Curtain about to rise on Hanover Theatre Conservatory for the Performing Arts
May 29, 2016 : Telegram & Gazette, by Richard Duckett
The Hanover Theatre for the Performing Arts likes its new neighbor so much it's throwing a party.
Call it a Theater District Block Party as a ribbon cutting ceremony to celebrate the opening of 551 Main St. right next to the theater is scheduled for 4:30 p.m. June 2 at the Francis Carroll Plaza and will be followed by music, food, a beer garden and street performers.
The purchase and development of 551 Main St. has been done by The Hanover Theatre itself as part of its $10 million "Theatre District Campaign."

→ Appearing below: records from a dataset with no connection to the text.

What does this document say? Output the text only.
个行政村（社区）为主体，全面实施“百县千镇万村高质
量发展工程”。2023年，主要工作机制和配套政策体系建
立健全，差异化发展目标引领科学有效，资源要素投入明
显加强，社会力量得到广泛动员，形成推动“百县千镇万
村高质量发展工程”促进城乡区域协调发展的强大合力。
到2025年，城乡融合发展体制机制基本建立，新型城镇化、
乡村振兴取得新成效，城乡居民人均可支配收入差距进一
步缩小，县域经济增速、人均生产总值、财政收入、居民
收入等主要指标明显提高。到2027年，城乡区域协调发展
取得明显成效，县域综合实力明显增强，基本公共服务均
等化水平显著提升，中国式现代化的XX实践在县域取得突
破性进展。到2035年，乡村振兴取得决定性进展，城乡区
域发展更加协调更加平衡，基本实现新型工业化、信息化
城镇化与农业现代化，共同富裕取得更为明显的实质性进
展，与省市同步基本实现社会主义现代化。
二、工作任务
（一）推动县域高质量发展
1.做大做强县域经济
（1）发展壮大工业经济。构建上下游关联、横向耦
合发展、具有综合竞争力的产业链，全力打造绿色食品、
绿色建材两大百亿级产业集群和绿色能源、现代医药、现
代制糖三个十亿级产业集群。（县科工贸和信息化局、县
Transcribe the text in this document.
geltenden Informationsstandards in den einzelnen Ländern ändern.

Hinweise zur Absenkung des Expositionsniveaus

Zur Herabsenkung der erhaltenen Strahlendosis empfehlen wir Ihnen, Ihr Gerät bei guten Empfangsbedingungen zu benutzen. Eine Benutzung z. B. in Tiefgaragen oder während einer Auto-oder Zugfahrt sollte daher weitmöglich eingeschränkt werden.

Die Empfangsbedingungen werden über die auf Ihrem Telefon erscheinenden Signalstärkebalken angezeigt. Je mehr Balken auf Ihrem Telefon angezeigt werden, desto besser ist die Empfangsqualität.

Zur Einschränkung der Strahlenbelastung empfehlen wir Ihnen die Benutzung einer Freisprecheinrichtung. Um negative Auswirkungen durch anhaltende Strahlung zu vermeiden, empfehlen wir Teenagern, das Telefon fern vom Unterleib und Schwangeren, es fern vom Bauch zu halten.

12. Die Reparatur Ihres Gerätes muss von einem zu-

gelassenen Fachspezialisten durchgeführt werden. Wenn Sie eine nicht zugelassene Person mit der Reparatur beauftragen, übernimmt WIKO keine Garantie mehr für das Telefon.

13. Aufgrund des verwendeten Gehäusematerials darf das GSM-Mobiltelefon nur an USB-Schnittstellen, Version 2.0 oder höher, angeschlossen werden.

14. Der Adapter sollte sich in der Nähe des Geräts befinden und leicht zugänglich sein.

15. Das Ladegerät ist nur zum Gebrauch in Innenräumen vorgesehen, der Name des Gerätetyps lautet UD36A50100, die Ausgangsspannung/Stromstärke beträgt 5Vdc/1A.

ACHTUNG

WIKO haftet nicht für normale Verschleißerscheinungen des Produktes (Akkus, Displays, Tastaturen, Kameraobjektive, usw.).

The building will include The Hanover Theatre Conservatory for the Performing Arts, dedicated to musical theater-related programs for students; administrative offices for the theater's personnel; space to be leased for a ground-floor restaurant; and function rooms for public and internal Hanover Theatre events. The conservatory has been "made possible by The Eppinger Family" (Frederick H. Eppinger is retiring next month as president and chief executive of The Hanover Insurance Group). The naming of rooms and/or facilities in 551 Main St. in recognition of donors/supporters will be officially announced June 2.
Hard hats were in evidence inside 551 Main St. last week. Troy Siebels, president and CEO of The Hanover Theatre, said such a scene is nothing new just before ribbon cutting/opening deadline, noting that something similar could be seen just before the theater opened in 2008.
He was there then, as was Meghan Montaner, director of education at The Hanover Theatre. "It's been a long time coming," Montaner said of the conservatory.
The Hanover Theatre's summer teen program focusing on music, drama and dance will be in its eighth year when it gets underway in July. The first year there were 40 students, Montaner said.
With the opening of 551 Main St. the theater will be also be offering summer programs for children (ages 6 to 8) and pre-teens (9-12) for the first time. Because of demand, there will be two teen sessions (culminating in performances of "Shrek" on The Hanover Theatre mainstage), and the total number of students on board this summer will be between 125 and 150, Montaner said.
The year-round conservatory will open in the fall and begin with offering 12 to 15 classes a semester for an age-group spanning child through adulthood, Montaner said.
The closings of the Performing Arts School of Worcester and Worcester Foothills Theatre Company (which had an acting conservatory) in recent years, along with cuts in school programs, has left a void for young people interested in theater performance, Montaner said.
"Teens just want this so bad. We're ready to serve that need."
Downtown in a theater district is a good place to do that, Montaner said, recalling that she was a student at PASOW on nearby High Street. "I thought it was great to be coming to a downtown area. It's important to have students in the downtown."
The conservatory at 551 Main St. is in the basement and includes two adjoining studios, separated by a removable wall. The studios can be used for classes, including master classes. Touring productions visiting The Hanover Theatre sometimes offer master classes, "and we haven't able to take advantage of that," Montaner said. The space can also be used as a small black box theater for recitals and performances.
Another studio, "Studio 2," is envisioned as ideal for acting, movement and dance classes. The studios have sprung hardwood floors, ballet barres and mirrors. "Movement is an important part of theater," Montaner said. "We are not looking to compete with local dance studios in the area. We want to offer something different."
Meanwhile, the conservatory will have a Tech Lab, where students can learn about lighting with equipment available as well as drafting tables to teach the basics of lighting and scenic design, and a Costume Lab, which will have sewing machines and craft tables and classes in sewing, costume design and prop construction.
Three soundproof practice rooms equipped with keyboards can be used for solo vocal and acting lessons. There will also be a Resource Room that includes a library of scripts, and a Wardrobe Room, which will allow the Hanover Theatre to begin renting its inventory to local area theater groups and productions.
On the ground floor "we're leaving open right now. We're seeking a restaurant," Siebels said. At 6,400 square feet, the size for the restaurant is a big space, he said. "There's a lot of interest. We're very confident we'll find somebody but we're very committed to finding the right fit."
On the second floor, two function rooms — a larger one and a smaller one — can be used separately or together and will extend back to connect to The Hanover Theatre's lobby. Also on the second floor, The Hanover Theatre staff will move into open office space from its current cramped premises in the basement of the theater.
"We'll be very excited to see the light of day," Siebels said. "We've been frugal with it, but anything is a vast improvement."
Supporters of the 551 Main St. project have said they hope that The Hanover Theatre and the theater district area downtown will grow to become a neighborhood hub of cultural activity in Worcester.
Among officials expected to be on hand June 2 are U.S. Rep. James P. McGovern (D-Worcester), Worcester City Manager Edward M. Augustus Jr., and Marty Jones, president and CEO of MassDevelopment.
While some work at 551 Main St. will be ongoing over the next few weeks, tours of the building will be offered during the June 2 celebrations. "We'll be ready to move in," Siebels said.